Luxury group Richemont’s jewellery business maintained its winning streak, recording a 7 percent increase in sales for the year ended March 31, 2017 on the back of solid demand from major markets.
“The continued strength of jewellery was driven by a particularly strong momentum in Asia Pacific and the Americas. With sales growing by 7 percent, the contribution of jewellery products to overall group sales has risen from 35 percent to 39 percent,” noted Burkhart Grund, group deputy chief financial officer of Richemont.
Jewellery sales rose to EUR4.2 billion (US$4.6 billion) from EUR3.88 billion (US$4.2 billion) last year.
The company also said “good growth” in jewellery sales at Cartier and Van Cleef & Arpels partially offset a double-digit reduction in reported watch sales, thereby tempering the jewellery maisons’ overall sales decline to 2 percent.

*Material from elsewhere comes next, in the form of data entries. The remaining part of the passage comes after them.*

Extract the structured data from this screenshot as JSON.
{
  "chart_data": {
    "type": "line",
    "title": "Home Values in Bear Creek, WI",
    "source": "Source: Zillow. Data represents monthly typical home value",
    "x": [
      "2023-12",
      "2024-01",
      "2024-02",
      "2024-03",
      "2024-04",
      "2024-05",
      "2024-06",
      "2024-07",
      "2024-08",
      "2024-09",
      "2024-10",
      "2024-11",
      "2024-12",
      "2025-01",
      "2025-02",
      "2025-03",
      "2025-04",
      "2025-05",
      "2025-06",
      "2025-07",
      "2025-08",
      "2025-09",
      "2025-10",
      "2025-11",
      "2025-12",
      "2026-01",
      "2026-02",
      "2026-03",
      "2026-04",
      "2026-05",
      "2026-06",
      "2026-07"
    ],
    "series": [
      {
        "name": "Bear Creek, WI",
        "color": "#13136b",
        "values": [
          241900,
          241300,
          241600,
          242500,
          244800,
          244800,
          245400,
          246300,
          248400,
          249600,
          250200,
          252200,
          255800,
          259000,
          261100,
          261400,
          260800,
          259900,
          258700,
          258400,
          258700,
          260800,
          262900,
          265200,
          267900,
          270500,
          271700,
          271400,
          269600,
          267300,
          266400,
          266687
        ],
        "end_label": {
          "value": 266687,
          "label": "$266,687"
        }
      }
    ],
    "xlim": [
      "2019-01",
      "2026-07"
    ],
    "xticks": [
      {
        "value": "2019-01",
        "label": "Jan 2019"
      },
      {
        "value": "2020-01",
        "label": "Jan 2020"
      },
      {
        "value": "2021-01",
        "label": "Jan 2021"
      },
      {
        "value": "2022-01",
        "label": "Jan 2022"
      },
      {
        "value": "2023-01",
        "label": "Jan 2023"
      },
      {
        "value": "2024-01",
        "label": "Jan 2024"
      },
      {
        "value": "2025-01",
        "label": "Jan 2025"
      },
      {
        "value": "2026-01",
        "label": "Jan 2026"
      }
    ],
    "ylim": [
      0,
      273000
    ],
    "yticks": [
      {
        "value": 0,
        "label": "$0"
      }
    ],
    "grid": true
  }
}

The launch of Cartier Magicien, Cactus and Love at Cartier, as well as Arche de Noé and Bouton d’or at Van Cleef & Arpels garnered positive reaction from the market.
Retail sales showed growth, in part supported by the reopening of the refurbished Cartier New York and Tokyo flagship stores, as well as ten net openings in the period, added Richemont.
“The year has seen a confirmation of the resilience of our retail network, thanks to the good performance of the jewellery category. Richemont’s strong balance sheet will allow us to manage the group with a long-term value creation and a focus on organic growth,” added Gary Saage, chief financial officer of Richemont.